CJUE 7 avril 2016  affaire C‑315/14

Comme nous l’avions déjà évoqué dans un précédant article[1] , contrairement à ce que l’on pourrait penser, le droit français n’est pas le seul, au sein de l’UE, à être extrêmement protecteur des agents commerciaux concernant l’importance de l’indemnité due à l’agent en fin de contrat. Un arrêt de la Cour de justice de l’Union européenne (CJUE) précise le régime de « l’indemnité de clientèle » (une des deux options existant au sein de l’EU) de façon favorable à l’agent.

Contexte

1. La Directive

La directive 86/653/CEE relative à la coordination des droits des États membres concernant les agents commerciaux indépendants prévoit que l’agent bénéficie, dans certaines circonstances, d’un droit à dédommagement à la fin de son contrat.

Son article 17 prévoit que les États membres peuvent choisir dans leur législation nationale, en ce qui concerne les sommes versés à la cessation du contrat, parmi deux options proposées :

– La « réparation du préjudice causé par la cessation de ses relations ». Cette indemnisation n’est par définition pas plafonnée. La France a opté pour ce type d’indemnisation.

– Une « indemnité de clientèle », lorsqu’après la cessation du contrat la société « a encore des avantages substantiels résultant des opérations » réalisés par l’agent commercial auprès des clients qu’il a apporté ou développés.Cette indemnité ne peut être supérieure à 1 an de rémunération de l’agent, calculé sur la moyenne des cinq dernières années. L’Allemagne a opté pour ce type d’indemnisation. 

2. L’indemnité de clientèle et la notion de « nouveaux clients »

La question devant la CJUE était l’interprétation de l’article 17 (2) (a) de la directive sur les agents commerciaux.

2. A) L’agent commercial a droit à une indemnité si et dans la mesure où :
– il a apporté de nouveaux clients au commettant ou développé sensiblement les opérations avec les clients existants et le commettant a encore des avantages substantiels résultant des opérations avec ces clients »

En ce qui concerne le droit allemand, applicable à l’espèce, aux termes de l’article 89b, paragraphe 1, du code de commerce (Handelsgesetzbuch) : « Est assimilé au démarchage d’un nouveau client le fait pour un agent commercial d’avoir approfondi la relation d’affaires avec un client existant de manière telle que cela équivaut, d’un point de vue économique, au démarchage d’un nouveau client ».

Les Faits

Dans ce cas d’espèce, Mme K était un agent commercial de la société allemande Marchon, grossiste de montures de lunettes. Marchon a recours aux services de plusieurs agents commerciaux. Elle confie à chacun d’eux des marques différents de sa gamme de montures. Marchon a donné à Mme K une liste des opticiens avec lesquels la société entretenait déjà des relations d’affaires sur d’autres marques de montures que celles confiées à Mme K. Mme K a négocié des contrats de vente essentiellement avec ces opticiens-là.

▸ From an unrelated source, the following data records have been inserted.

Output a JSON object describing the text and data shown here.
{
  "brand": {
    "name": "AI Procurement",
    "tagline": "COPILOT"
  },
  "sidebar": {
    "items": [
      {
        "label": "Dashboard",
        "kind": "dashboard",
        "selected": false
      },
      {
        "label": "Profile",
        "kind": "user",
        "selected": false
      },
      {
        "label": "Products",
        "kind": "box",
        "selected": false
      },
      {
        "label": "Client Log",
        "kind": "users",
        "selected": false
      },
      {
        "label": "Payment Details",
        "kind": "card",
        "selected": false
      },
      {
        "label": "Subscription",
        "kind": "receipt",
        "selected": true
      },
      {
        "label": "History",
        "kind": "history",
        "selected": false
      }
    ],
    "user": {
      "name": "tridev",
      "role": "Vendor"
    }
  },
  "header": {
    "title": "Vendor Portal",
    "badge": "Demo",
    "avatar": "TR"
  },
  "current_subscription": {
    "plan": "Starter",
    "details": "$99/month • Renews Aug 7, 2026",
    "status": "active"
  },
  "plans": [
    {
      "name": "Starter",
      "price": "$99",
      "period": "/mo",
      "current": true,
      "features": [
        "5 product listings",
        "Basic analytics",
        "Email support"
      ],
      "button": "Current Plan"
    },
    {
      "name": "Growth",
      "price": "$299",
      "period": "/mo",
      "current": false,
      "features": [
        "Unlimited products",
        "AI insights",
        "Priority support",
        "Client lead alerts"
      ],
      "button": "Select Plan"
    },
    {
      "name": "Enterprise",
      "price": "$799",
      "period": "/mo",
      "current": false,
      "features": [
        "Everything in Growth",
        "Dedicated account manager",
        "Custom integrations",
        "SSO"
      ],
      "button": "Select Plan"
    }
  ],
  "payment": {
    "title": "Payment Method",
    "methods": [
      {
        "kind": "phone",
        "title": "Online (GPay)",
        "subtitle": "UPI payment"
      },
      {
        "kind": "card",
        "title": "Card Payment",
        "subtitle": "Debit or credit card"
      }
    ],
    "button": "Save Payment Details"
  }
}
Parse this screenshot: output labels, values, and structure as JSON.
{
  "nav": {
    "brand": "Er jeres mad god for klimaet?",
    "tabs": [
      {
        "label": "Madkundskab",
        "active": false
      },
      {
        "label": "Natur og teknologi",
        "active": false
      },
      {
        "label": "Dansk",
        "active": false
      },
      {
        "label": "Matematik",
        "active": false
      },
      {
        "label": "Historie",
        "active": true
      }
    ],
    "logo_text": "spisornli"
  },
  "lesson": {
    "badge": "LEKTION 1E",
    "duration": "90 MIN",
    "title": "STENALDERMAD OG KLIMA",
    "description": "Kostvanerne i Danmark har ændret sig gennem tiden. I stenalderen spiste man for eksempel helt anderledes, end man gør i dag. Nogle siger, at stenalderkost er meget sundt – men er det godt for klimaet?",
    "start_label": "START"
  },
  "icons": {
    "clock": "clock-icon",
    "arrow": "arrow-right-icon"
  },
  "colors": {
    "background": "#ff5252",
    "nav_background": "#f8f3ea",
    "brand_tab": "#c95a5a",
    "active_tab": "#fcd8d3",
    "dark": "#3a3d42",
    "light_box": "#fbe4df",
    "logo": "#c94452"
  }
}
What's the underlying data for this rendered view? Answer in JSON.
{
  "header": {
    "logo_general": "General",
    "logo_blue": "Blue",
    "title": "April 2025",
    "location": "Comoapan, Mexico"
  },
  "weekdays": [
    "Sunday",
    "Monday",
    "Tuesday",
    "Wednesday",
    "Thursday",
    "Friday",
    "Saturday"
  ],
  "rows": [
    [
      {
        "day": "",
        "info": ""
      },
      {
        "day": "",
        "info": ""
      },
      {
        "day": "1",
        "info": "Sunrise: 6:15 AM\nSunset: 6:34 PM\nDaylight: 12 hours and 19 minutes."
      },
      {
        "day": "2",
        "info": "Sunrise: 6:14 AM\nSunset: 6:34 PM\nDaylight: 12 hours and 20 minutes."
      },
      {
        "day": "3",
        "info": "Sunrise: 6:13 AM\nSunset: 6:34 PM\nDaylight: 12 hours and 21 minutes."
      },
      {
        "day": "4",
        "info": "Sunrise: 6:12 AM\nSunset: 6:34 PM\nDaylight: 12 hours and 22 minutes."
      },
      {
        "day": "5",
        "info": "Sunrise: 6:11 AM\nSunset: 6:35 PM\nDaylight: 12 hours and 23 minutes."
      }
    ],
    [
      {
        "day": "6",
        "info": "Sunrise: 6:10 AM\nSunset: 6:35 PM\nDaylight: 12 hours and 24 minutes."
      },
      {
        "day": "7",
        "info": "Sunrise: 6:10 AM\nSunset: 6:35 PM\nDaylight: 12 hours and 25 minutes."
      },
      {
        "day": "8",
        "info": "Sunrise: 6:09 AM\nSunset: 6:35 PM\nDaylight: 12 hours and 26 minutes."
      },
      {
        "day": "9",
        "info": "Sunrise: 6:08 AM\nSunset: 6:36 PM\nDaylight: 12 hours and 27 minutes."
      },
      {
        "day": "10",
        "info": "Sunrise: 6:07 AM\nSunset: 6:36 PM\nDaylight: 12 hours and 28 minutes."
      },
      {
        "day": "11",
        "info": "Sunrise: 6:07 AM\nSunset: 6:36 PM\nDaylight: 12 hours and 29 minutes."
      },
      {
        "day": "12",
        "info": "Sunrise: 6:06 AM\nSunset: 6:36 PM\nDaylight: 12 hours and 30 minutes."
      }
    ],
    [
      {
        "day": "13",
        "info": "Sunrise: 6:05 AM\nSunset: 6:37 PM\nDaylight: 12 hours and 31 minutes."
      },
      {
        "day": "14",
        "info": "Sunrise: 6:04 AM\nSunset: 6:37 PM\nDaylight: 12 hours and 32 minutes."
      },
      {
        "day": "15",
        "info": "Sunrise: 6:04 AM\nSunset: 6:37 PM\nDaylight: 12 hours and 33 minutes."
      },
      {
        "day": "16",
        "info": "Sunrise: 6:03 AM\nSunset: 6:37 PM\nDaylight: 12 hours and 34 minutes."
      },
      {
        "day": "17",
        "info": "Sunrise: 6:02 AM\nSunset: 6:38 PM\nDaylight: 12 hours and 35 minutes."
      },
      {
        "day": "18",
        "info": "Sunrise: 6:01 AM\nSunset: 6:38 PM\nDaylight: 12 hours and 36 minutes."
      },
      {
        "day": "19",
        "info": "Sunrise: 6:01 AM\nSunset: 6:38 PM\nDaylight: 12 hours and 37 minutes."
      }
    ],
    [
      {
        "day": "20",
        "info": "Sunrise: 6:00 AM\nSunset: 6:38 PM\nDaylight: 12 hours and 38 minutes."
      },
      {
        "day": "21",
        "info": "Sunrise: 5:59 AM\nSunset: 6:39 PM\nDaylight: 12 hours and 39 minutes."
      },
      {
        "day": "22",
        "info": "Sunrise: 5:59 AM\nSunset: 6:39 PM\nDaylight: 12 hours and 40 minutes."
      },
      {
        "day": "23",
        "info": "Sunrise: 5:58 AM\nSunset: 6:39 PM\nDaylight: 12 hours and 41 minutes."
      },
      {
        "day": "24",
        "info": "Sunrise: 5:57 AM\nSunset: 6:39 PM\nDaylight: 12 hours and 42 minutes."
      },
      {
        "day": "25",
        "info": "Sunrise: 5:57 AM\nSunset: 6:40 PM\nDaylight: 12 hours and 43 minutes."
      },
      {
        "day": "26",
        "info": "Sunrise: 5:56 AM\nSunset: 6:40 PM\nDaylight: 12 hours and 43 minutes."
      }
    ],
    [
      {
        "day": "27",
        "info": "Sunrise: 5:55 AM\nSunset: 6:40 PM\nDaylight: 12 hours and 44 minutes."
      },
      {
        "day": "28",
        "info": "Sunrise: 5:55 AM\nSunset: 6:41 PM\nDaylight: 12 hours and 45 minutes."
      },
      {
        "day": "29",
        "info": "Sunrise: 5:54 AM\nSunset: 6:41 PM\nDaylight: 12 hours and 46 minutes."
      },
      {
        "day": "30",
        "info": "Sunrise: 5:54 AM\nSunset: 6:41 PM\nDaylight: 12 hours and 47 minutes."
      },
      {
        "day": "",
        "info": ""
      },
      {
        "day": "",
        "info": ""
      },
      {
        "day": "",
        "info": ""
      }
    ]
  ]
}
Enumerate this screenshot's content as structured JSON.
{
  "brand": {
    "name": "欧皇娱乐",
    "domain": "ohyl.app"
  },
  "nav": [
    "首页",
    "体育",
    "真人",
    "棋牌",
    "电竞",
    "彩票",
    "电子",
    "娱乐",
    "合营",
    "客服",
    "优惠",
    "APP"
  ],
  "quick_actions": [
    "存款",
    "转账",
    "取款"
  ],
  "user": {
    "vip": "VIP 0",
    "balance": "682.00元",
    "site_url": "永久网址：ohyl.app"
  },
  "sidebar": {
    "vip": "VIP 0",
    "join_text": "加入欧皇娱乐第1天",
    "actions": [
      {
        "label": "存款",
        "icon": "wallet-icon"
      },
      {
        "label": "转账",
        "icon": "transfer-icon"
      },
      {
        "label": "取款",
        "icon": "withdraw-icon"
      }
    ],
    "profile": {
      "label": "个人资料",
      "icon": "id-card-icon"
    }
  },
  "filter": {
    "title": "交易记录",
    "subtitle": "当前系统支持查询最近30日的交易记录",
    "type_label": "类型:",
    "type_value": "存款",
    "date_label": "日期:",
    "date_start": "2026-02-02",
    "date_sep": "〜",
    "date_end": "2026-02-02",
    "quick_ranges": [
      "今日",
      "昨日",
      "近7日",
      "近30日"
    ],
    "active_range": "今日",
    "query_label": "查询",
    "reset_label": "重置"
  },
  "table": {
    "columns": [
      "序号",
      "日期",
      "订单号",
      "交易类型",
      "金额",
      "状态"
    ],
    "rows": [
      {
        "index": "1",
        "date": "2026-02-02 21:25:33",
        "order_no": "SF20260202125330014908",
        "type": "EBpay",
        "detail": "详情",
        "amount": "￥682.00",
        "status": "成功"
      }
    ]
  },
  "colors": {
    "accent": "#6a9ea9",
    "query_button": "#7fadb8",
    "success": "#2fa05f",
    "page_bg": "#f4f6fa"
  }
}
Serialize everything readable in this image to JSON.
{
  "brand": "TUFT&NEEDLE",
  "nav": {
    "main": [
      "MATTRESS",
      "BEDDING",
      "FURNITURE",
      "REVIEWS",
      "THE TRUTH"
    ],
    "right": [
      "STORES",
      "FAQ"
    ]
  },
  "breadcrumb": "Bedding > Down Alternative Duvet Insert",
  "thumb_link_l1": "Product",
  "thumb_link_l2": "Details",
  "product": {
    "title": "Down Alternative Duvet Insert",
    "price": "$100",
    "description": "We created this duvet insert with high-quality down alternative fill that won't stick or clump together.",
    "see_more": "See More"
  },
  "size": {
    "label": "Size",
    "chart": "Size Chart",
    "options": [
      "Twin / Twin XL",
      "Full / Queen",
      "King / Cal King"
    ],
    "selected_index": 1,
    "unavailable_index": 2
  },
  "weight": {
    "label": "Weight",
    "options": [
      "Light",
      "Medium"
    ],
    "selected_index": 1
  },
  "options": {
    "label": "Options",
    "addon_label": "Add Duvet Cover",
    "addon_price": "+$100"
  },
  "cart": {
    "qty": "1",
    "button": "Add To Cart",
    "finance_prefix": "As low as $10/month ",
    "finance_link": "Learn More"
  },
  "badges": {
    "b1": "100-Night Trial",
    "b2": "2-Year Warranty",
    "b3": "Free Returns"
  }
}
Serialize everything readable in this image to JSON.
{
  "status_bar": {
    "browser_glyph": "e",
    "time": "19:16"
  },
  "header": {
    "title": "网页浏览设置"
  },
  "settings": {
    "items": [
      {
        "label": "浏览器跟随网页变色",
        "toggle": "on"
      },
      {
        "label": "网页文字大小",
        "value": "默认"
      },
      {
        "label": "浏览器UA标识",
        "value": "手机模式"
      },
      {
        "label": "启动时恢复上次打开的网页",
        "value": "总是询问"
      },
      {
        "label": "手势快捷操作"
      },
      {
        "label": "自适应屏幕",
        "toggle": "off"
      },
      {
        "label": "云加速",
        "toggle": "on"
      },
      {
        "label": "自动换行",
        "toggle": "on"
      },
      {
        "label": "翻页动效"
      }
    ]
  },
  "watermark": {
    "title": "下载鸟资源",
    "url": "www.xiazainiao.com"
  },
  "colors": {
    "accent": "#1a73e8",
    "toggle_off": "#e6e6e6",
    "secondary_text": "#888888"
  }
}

À la suite de la résiliation de son contrat, Mme K réclamé à Marchon une indemnité de clientèle, en faisant notamment valoir que les opticiens ayant acheté pour la première fois, grâce à son intervention, des montures de marques qui lui étaient confiée, ils devaient être considérés comme de « nouveaux clients » (alors même qu’ils figuraient déjà sur la liste de clients que cette société avait mise à sa disposition).
 

La décision

Sur question préjudicielle du Bundesgerichtshof (Cour fédérale de justice), la CJUE juge que « les clients apportés par l’agent commercial pour les marchandises qu’il est chargé par le commettant de vendre doivent être considérés comme de nouveaux clients, au sens de [l’article 17 paragraphe 2, premier tiret, de la Directive], et ce alors même que ces clients entretenaient déjà des relations d’affaires avec ce commettant concernant d’autres marchandises, lorsque la vente, par cet agent, des premières marchandises a nécessité la mise en place d’une relation d’affaires spécifique, ce qu’il revient à la juridiction de renvoi de vérifier ».

Elle a précisé qu’il fallait notamment tenir compte des objectifs de la directive à savoir la protection des agents commerciaux.

La décision de la CJUE montre que se placer sous la législation d’un État qui, à la différence du droit français, a choisi l’option de l’indemnité de clientèle n’est pas forcément plus favorable au fournisseur, ce qui est déjà le constat que nous avons fait dans notre précédent article. Il convient donc de bien rédiger le contrat, d’examiner au cas par cas la législation nationale le régissant et de tenir compte de ces facteurs au moment de la décision de mettre fin audit contrat.